Willem et Reiser commencent à être connus des lecteurs, mais ceux qui ne lisent pas l’Hebdo les ignorent encore, pour plusieurs années. Nous sommes en 1971. Ce sont des jeunes, Willem a 31 ans, Reiser 29, moi je suis plus que débutant, je n’ai fait que quelques articles dans la page des jeunes de Sud-Ouest, ‘’17-24’’ (où débute aussi une certaine Maryse Bachère qui épousera plus tard… Wolinski, le monde est petit).
Je ne sais plus comment j’ai pu rencontrer Willem, par l’intermédiaire de qui. Quoi qu’il en soit, j’ai pu réaliser sa première interview française dans le prozine de mon ami Jean-Pierre Turmel, One Shot (bien nommé, il n’y aura pas de n° 2). Elle paraît telle que tapée à la machine. Willem a mis des dessins minuscules dans les trous laissés par les fins de phrases. Directement sur l’original, qu’est-ce que vous croyez, l’ordinateur, la photocopieuse, tout cela n’existe pas encore, y a encore des ptérodactyles qui volent dehors.
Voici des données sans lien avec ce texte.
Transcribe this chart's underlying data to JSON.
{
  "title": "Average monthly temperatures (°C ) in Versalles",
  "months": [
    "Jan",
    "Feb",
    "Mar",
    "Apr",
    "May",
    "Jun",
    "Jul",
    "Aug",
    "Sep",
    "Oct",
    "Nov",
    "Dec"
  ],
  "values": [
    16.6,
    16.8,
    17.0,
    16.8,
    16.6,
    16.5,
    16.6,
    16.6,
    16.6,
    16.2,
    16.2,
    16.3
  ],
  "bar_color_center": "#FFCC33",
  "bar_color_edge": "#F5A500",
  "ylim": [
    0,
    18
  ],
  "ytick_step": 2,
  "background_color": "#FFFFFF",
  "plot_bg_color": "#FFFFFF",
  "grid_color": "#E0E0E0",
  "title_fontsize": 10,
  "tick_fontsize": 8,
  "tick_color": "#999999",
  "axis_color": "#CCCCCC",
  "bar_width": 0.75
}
Cette page originale, je l’ai gardée, puis découpée pour conserver les dessins tout petits, que j’ai collés sur une feuille de papier machine avec une colle pourrie qui est passée au travers et voilà les originaux foutus, y a des gens qui mériteraient le poteau d’exécution. Donc, je connais Willem.
Je vis alors à Bordeaux où je suis censé faire des études nulles professées par des profs nuls (je n’ai hélas eu Jacques Ellul que pour un seul cours), et où je m’essaie à l’écriture, au théâtre, au cinéma et au dessin (pour lequel je n’ai absolument aucun talent). Il existe alors dans cette ville que je n’aime pas un festival génial et avant-gardiste, Sigma, dirigé par Roger Lafosse. Grâce à ce festival annuel, nous avons découvert avant tout le monde en Europe le Living theatre, le Bread & Puppett, le cinéma Underground et tout ce qui compte vraiment. Je propose à Roger Lafosse une expo Willem. Il est OK. J’en cause à Willem, qui m’explique dans son français parlé « comme une vache espagnol » que ça lui fait peur une expo tout seul. Il veut bien, mais avec un autre. Mais qui ? Je ne connais personne, moi. Il suggère : « Reiser ? ». Bon, j’ai réussi à convaincre Dieu, maintenant il veut Bouddha avec.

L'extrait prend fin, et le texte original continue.